Improvements to `stack` logging
Summary:
X-link: https://github.com/pytorch/pytorch/pull/140431
This diff implements multiple improvements to the `stack` field in PT2 Compile Events.
- First, it removes `__start__` from all stacks in Pt2 Compile Events, as it's unnecessary.
Finally, it fixes a bug where we are logging the entire chromium stack instead of just the stack involving events that are logged to scuba. At first, I thought it was safe to log the entire stack, but it leads to icicle views that "lie" about time taken for intermediate events that are logged to TLParse, but not Scuba.
As an example, https://fburl.com/scuba/pt2_compile_events/11pqmcnt
this icicle view shows that AOTAutogradCache.load is only 50% of backend_compile. But in reality, since AOTAutogradCache.load doesn't have its own event in the table, it's only showing the portions of **events whose stacks include AOTAutogradCache.load**, which is incorrect. The actual duration of AOTAutogradCache.load is actually the entire backend_compile time. {F1958436460}
In reality, the stack in TLParse looks more like this:
{F1958437327}
Where the extra time is accounted for inside of AOTAutogradCache.load and its sub events, but unaccounted for by the aggregated stack.

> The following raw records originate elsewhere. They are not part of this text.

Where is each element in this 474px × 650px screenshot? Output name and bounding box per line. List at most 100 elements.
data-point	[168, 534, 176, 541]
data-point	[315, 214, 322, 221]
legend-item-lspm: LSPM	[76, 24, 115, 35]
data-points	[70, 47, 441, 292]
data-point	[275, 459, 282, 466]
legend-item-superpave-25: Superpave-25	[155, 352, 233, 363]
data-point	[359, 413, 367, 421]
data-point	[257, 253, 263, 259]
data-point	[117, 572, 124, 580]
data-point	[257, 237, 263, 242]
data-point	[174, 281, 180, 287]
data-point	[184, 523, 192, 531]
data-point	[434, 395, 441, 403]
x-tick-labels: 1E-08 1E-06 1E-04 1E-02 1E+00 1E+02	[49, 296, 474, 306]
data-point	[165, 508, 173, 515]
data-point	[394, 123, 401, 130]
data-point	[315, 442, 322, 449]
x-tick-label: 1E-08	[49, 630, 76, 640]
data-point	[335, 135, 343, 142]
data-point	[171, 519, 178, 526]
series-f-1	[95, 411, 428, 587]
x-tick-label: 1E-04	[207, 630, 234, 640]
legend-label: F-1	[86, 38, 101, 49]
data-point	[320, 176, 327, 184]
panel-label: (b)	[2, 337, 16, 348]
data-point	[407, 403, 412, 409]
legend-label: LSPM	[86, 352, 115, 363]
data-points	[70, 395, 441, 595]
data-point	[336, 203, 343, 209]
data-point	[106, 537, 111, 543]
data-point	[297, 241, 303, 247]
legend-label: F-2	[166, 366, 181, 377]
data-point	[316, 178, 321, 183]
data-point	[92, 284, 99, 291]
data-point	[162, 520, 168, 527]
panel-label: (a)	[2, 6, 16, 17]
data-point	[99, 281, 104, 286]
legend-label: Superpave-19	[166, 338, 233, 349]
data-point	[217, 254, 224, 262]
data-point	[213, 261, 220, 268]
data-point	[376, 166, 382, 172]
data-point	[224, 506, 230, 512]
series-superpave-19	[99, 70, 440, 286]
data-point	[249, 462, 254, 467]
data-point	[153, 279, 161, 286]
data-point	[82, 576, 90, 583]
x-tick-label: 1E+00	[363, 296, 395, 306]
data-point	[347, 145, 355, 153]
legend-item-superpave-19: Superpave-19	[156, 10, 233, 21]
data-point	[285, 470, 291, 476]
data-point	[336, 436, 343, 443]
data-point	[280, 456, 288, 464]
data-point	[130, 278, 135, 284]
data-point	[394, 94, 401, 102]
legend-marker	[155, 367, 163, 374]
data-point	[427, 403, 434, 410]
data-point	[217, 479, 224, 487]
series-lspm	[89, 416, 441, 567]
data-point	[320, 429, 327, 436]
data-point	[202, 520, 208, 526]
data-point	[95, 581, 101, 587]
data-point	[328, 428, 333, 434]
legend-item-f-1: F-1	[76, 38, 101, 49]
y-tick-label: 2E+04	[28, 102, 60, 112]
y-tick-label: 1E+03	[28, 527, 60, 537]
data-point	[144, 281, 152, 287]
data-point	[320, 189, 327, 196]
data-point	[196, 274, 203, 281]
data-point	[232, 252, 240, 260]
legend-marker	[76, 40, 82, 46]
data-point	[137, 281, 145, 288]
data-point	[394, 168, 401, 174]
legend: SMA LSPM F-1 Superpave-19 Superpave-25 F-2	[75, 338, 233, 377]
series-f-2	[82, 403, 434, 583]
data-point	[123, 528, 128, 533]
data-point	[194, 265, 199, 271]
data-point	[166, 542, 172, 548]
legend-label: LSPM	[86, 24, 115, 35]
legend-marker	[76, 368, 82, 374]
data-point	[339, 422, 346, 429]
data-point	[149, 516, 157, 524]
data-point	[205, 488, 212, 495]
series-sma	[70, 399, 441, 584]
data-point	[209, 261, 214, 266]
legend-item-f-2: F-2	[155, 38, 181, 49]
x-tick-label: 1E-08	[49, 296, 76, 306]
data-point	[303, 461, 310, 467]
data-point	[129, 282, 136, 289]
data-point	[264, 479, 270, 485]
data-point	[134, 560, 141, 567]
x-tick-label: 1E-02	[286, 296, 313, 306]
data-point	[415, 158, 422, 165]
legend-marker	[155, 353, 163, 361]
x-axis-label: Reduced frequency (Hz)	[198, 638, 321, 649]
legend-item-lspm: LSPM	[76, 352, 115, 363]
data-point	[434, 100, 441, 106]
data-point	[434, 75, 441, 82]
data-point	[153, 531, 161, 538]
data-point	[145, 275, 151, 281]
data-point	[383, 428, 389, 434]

Therefore, we should only log events to the Scuba stack that are themselves in the scuba dataset to begin with. To do that, we keep a pt2_stack along with a regular stack, which is the subset of the regular stack that gets logged to scuba.
This maintains the ability to register event metadata and the regular stack in TLParses.
Reviewed By: ezyang, masnesral
Differential Revision: D65832045
fbshipit-source-id: 9b4f2f056fd9fcb315958e08438c087b51a30c23